As large-scale renewable transition puts pressure on the U.S. power grid, pristine graphene can ease the strain by increasing conductivity.
“What we’ve developed is putting pristine graphene into metals like 1350 aluminum transmission line, and we’re getting over 10% electrical conductivity jumps in those transmission lines,” Morgan said. “Imagine you have an offshore wind farm. You have our pristine graphene in the metal cables of the transmission lines from that offshore wind farm to the utility station. You are not going to have a loss in transmission from that farm. This is a tremendous game-changer for the U.S. grid.”
Carbon Rivers just so happens to be the world’s largest commercial supplier of pristine graphene.
“It’s like taking a material and supercharging it” by giving it a longer life cycle, making it more durable, and recycling it for next-gen manufacturing.
Material Responsibility
The mission for Carbon Rivers is material stewardship. While the company’s products can transform several industries, the goal is always to get multiple life cycles out of whatever material is in use.
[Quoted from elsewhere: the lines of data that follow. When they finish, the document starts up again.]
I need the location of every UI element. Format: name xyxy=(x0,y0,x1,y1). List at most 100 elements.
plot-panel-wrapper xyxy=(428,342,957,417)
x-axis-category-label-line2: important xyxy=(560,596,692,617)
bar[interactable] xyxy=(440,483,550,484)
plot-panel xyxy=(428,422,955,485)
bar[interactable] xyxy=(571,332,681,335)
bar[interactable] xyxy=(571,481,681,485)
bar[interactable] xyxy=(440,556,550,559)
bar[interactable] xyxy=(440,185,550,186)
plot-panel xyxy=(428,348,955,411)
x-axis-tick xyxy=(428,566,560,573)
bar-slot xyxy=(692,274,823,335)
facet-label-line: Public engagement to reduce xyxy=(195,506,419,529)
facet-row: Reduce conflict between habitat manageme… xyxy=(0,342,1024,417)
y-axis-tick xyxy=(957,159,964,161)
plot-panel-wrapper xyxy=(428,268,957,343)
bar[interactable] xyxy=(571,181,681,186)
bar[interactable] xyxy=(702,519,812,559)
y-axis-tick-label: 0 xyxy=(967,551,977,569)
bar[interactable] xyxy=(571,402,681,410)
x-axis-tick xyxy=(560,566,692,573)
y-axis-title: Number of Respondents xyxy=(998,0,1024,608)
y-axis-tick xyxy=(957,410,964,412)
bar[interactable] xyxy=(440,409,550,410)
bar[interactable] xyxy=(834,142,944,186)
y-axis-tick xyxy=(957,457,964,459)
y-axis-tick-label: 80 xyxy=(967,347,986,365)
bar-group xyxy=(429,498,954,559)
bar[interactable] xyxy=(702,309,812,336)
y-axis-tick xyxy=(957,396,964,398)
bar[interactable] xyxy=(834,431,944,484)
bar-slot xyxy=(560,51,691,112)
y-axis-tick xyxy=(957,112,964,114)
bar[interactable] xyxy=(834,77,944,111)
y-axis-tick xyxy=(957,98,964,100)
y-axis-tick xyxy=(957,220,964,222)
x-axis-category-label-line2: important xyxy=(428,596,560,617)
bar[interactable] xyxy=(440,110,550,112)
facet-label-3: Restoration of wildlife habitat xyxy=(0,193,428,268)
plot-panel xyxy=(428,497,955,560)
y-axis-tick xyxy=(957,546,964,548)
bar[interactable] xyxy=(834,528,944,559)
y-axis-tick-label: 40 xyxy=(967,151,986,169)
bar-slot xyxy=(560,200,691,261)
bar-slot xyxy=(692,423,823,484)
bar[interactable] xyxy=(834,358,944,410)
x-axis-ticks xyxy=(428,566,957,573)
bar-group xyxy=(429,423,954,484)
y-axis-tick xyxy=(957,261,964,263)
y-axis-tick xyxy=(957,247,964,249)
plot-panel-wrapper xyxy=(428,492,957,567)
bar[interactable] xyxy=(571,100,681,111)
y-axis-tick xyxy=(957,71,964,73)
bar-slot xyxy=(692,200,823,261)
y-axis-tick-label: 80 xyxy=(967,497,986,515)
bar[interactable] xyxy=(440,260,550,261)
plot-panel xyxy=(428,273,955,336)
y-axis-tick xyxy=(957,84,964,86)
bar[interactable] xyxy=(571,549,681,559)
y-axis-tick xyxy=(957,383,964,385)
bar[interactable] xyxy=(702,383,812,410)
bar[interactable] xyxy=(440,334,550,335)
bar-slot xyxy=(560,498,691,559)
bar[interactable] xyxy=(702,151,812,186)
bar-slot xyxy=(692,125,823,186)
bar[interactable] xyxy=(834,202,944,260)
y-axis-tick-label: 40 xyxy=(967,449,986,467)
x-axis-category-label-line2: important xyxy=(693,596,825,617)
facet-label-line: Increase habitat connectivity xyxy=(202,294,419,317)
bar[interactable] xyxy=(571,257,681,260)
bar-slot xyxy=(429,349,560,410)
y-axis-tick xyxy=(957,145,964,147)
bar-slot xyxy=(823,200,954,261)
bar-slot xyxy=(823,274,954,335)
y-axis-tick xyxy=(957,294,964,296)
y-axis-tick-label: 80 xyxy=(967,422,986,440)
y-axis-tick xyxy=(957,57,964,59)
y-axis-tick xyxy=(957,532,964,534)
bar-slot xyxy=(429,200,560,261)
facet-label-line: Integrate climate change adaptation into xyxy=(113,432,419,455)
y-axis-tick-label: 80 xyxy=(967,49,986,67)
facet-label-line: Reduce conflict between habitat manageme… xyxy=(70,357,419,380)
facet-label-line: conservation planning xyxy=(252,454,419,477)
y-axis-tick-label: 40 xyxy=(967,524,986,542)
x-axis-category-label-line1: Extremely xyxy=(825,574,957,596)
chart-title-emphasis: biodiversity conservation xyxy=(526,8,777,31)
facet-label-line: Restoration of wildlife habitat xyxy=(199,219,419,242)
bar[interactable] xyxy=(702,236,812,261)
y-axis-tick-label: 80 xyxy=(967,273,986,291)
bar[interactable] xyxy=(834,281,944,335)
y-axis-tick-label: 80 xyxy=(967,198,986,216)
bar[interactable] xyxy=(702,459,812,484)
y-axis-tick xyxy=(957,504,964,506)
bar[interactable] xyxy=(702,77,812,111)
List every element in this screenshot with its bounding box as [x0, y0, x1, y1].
“When we mine something out of the Earth, silica, glass fiber, and things like this, if there is a way to provide multiple iterations of that glass, that’s by far a better social and climate responsibility than going back to that same mine and getting more.”
That’s what Carbon Rivers sees as the greatest contribution the company can make in any of its endeavors. In the next few years, as Carbon Rivers expand into the energy grid, into the nuclear space, and into coatings for rubber tires and elastomers, that material stewardship will always be the driving force. When it puts pristine graphene into concrete to improve compression, shear, and flexural properties with hydrophobia that prevents bridges and airport runways from freezing, that will be the reason why.
A Blank Slate
“Not as fast as our industry partners would like,” Morgan chuckled when asked how quickly Carbon Rivers is growing and scaling, a testament to how significant its contributions are.
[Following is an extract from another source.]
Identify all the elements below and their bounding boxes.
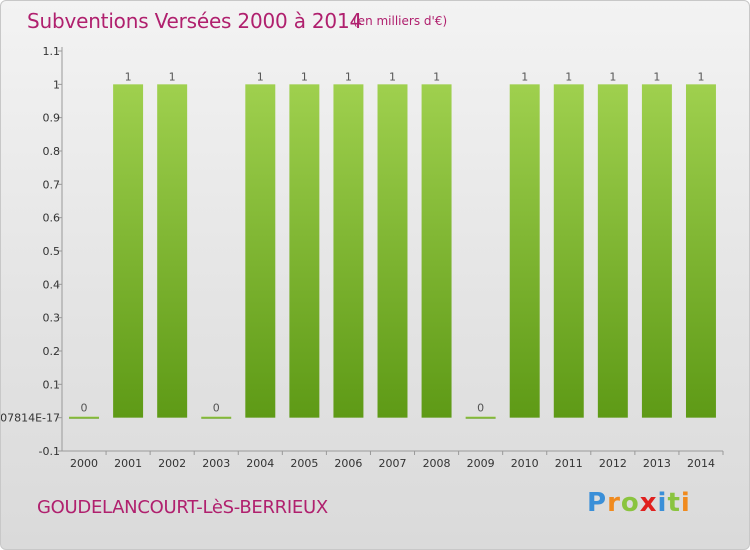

Next year, Carbon Rivers will break ground on a plant in Knoxville and one in Texas that will each be able to take in 50,000 metric tons of glass fiber waste per year.
“The goal of those facilities is to take in many thousands of turbine blades or automotive manufacturing bits, recover the glass and then put that back out into manufacturing for new turbines and new automotive production lines,” he said.
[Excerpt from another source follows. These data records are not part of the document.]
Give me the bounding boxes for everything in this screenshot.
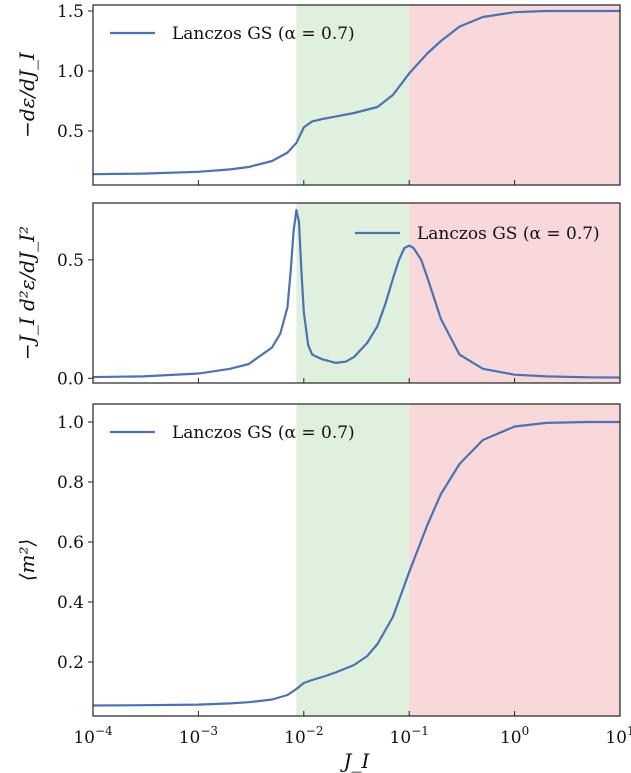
x-tick-label: 100 (500, 724, 529, 748)
x-tick-label: 10−2 (284, 724, 323, 748)
legend-label: Lanczos GS (α = 0.7) (417, 224, 600, 244)
region-red (409, 203, 620, 383)
y-tick-label: 0.6 (57, 533, 84, 553)
series-line (92, 9, 620, 176)
legend-label: Lanczos GS (α = 0.7) (172, 24, 355, 44)
y-tick-label: 1.5 (57, 2, 84, 22)
x-tick-exponent: −3 (200, 724, 218, 738)
x-tick-base: 10 (390, 728, 412, 748)
y-tick-label: 0.2 (57, 653, 84, 673)
x-tick-label: 10−3 (179, 724, 218, 748)
axes-frame (92, 202, 621, 384)
x-tick-base: 10 (500, 728, 522, 748)
x-tick-exponent: 1 (627, 724, 631, 738)
x-tick-base: 10 (73, 728, 95, 748)
x-tick-exponent: −1 (411, 724, 429, 738)
x-tick-base: 10 (179, 728, 201, 748)
x-tick-label: 101 (605, 724, 631, 748)
y-axis-label: −dε/dJ_I (15, 51, 39, 138)
axes-frame (92, 4, 621, 186)
y-tick-label: 0.5 (57, 122, 84, 142)
x-tick-base: 10 (605, 728, 627, 748)
x-tick-exponent: 0 (522, 724, 530, 738)
y-tick-label: 1.0 (57, 62, 84, 82)
panel-1: 0.5 1.0 1.5 −dε/dJ_I Lanczos GS (α = 0.7) (15, 2, 621, 186)
x-tick-exponent: −2 (306, 724, 324, 738)
region-red (409, 404, 620, 716)
legend-label: Lanczos GS (α = 0.7) (172, 423, 355, 443)
x-tick-label: 10−1 (390, 724, 429, 748)
region-green (296, 404, 410, 716)
panel-2: 0.0 0.5 −J_I d²ε/dJ_I² Lanczos GS (α = 0.7) (15, 202, 621, 389)
panel-3: 0.2 0.4 0.6 0.8 1.0 ⟨m²⟩ Lanczos GS (α = 0.7) 1… (15, 403, 631, 773)
series-line (92, 209, 621, 379)
axes-frame (92, 403, 621, 717)
series-line (92, 420, 620, 707)
region-red (409, 5, 620, 185)
y-tick-label: 0.5 (57, 251, 84, 271)
x-tick-label: 10−4 (73, 724, 113, 748)
y-axis-label: −J_I d²ε/dJ_I² (15, 226, 39, 360)
y-tick-label: 0.0 (57, 369, 84, 389)
x-tick-base: 10 (284, 728, 306, 748)
region-green (296, 5, 410, 185)
y-tick-label: 0.4 (57, 593, 84, 613)
x-axis-label: J_I (340, 749, 371, 773)
y-axis-label: ⟨m²⟩ (15, 539, 39, 582)
y-tick-label: 0.8 (57, 473, 84, 493)
y-tick-label: 1.0 (57, 413, 84, 433)
x-tick-exponent: −4 (95, 724, 113, 738)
There’s scaling up the pristine graphene production to meet the needs of those many sectors that can benefit from it. There’s untold potential, and the key to tapping it will be giving the people of great ingenuity at Carbon Rivers the freedom to create.
“Sometimes inventors and scientists and entrepreneurs are stifled when they’re told that, ‘You can’t do something,’ or that, ‘No one’s going to receive what you’re trying to develop.’
“Give them space to operate,” Morgan said. “I think that’s incredibly necessary to see innovation take place.”
Sometimes in business, you’re providing products and services for an existing market, he said. Other times you’re creating the market, and that’s where the magic really happens. There are about to be a lot of blank slates at Carbon Rivers. Let’s see what magic they can conjure up.